Jean-Michel Jarre's Crosses Generations with Electronica 2: The Heart of Noise
French synthesist Jean-Michel Jarre’s second volume in his collaborative, cross-genre, cross-generational series, Electronica 2: The Heart of Noise, continues the themes of Electronica 1: The Time Machine. But unlike that album, which featured many musicians who came of age with Jarre like Tangerine Dream, Laurie Anderson and John Carpenter, on volume 2, he works with musicians who he influenced, such as Hans Zimmer, The Orb and Gary Numan, as well as artists who came along well after the 1970s.
Famed for his 1976 album Oxygene and several recordings and city-wide performances, Jarre’s wide-ranging net pulls-in pop star Cyndi Lauper as well as Techno pioneer Jeff Mills. The results can feel exhilarating one moment and forced the next. The Lauper collaboration, “Swipe to the Right,” is a bit too overt in its timely references. Yet it has a wonderful vocal performance from Lauper in a pure pop piece, something you don’t often hear from Jarre. Mills on the other hand, takes Jarre into beat heavy terrain although he avoids the bass drum thump, in favor of a more complex and shifting rhythmic palette topped with strings.
Jarre’s song with electro-pop icon, Gary Numan, “Here for You,” is pure 1980s, Replicas-era synth, with Numan clearly at home in Jarre’s world. Hollywood film giant Hans Zimmer taps his own deep electronic roots for their moody, decidedly un-orchestral, “Electrees.” It’s not The Lion King.
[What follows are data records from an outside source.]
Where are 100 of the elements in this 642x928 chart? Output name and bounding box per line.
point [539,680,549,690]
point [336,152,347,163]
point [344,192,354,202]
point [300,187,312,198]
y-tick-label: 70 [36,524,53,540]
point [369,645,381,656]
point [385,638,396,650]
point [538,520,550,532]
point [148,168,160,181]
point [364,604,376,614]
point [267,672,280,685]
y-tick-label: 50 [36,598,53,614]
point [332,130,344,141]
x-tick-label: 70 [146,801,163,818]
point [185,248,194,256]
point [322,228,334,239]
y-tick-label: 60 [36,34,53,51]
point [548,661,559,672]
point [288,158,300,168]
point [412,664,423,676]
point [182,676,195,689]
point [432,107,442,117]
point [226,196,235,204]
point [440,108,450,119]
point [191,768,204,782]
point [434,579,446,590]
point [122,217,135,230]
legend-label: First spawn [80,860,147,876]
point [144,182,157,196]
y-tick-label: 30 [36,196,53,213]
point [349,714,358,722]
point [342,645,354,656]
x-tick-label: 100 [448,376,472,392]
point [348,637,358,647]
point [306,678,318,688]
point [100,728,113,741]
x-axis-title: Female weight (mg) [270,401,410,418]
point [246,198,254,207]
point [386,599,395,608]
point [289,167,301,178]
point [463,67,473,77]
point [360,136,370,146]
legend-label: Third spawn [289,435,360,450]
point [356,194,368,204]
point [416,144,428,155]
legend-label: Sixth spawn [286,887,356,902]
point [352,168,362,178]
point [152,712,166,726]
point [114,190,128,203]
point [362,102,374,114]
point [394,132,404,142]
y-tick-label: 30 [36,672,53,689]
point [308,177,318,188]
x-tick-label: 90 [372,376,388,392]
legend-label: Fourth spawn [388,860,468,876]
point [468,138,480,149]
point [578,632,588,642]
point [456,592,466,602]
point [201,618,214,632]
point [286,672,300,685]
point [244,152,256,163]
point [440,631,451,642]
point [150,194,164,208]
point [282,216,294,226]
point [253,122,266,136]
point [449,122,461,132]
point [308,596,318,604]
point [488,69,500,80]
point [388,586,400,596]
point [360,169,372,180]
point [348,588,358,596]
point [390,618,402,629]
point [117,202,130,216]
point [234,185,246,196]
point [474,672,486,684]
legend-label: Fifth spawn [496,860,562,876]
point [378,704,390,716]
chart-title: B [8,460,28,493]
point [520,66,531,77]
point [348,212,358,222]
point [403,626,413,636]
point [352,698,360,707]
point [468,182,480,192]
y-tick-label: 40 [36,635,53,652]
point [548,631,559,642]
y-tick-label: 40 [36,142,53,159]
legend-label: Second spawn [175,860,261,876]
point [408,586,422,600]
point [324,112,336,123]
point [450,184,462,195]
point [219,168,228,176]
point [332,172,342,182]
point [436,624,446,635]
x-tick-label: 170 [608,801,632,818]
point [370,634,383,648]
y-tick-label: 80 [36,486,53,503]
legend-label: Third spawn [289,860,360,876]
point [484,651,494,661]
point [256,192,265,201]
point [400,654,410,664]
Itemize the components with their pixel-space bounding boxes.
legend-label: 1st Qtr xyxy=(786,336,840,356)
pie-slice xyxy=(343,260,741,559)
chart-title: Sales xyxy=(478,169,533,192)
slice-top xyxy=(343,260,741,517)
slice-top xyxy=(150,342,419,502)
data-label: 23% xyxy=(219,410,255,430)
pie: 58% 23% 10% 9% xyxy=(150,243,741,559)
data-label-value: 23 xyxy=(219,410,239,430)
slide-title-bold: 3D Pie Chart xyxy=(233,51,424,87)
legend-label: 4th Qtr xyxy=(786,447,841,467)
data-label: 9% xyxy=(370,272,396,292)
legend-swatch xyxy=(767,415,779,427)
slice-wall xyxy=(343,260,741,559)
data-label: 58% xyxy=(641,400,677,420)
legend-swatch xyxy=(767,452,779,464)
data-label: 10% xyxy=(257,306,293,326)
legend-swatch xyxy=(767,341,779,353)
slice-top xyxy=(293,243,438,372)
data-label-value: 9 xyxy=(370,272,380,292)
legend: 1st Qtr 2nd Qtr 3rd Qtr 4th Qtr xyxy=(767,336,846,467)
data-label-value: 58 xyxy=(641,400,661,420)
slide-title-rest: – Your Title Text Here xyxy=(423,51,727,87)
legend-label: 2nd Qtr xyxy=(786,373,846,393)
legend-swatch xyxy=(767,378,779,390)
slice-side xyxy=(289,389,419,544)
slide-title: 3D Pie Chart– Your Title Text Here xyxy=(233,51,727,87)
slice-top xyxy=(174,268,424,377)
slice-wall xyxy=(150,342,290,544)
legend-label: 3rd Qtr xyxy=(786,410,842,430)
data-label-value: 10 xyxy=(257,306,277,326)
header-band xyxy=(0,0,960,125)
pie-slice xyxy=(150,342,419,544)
The gem of Electronica 2 is his collaboration with Julia Holter, one of the few tunes that sounds like the musicians were actually together. Holter is a singer with an innocent voice, that she uses like an electronic instrument. Jarre provides a simple, flute-like sequence and Holter lifts it into the heavens.
Unlike Electronica 1, Jarre leaves a few tracks for himself. “The Heart of Noise 2” slides out of his collaboration with French synthesist Rone on part 1. It’s pure Jarre magic: throbbing rhythms, and a simple yearning melody, barely a few notes but full of analog melancholy. But whether he’s playing solo, or with Pet Shop Boys, Jarre’s distinctive sound is the signature stamp on Electronica 2: The Heart of Noise.